When you hit the second half of the game, it disengages its parking brake. At that point, all bets are off; Among Ashes begins to move freely between subgenres of horror in ways that make it impossible to predict.

There’s a real sense of impermanence to Among Ashes, for want of a better term, that drives much of its horror. It takes a positive glee in changing things while your back is turned, from subtle elements of your apartment to entire corridors within Night Call.

One of the most underutilized capabilities of video game horror is its ability to manipulate its environments for effect, but Among Ashes takes every chance it gets to do so. It opens as a blatant but well-executed appeal to nostalgia, but eventually breaks away from that to end on a high note.

I’m glad I stuck through it. I almost didn’t. On Normal difficulty, Night Call is a callback to the resource starvation of early horror like the original Resident Evil. Enemies hit like freight trains, bullets are scarce, and medical supplies are few and far between. You’re encouraged to not fight at all if you can avoid it, but you’re also frequently trapped in narrow hallways and close quarters. I eventually ran out of resources and had to restart from the beginning.

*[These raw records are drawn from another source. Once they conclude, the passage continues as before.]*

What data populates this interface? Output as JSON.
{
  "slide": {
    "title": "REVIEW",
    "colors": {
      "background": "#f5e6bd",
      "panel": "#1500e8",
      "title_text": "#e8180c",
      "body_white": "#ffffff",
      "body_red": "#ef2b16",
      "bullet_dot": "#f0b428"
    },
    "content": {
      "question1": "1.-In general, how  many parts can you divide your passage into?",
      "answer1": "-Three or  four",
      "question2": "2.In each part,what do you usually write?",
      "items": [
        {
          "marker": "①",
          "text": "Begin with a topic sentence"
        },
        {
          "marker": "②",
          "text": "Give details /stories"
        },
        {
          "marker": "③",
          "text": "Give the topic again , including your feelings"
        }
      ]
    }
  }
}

If you’re just in this for the experience, don’t feel bad about playing on Easy difficulty. Normal is designed for the sort of survival horror fan who likes knife-only runs in Resident Evil games, as you end up beating a lot of zombies into pudding with a police baton. Easy is closer to the modern model of survival horror, cf. Hollowbody or Crow Country, where resource conservation is an issue but not your primary concern.

I’d also note that Among Ashes delves into some pretty dark territory by its ending. Without any significant spoilers, much of its story deals with themes of abusive behavior. If that’s something that can ruin your day, this is not the game for you. This isn’t a criticism; it’s just a warning.

I didn’t know what to expect from Among Ashes before I started it, but it turned out to be a uniquely intense experience. I’m already forcing people to play it so I can get them into my spoiler chat. If you’re looking for something short and technically Christmasy to play in the next couple of weeks, check it out.

[Among Ashes, developed and published by Rat Cliff Games, is now available on PlayStation 5 and Steam for $14.99. This column was written using a Steam code sent to Hard Drive by a PR representative for Rat Cliff Games.]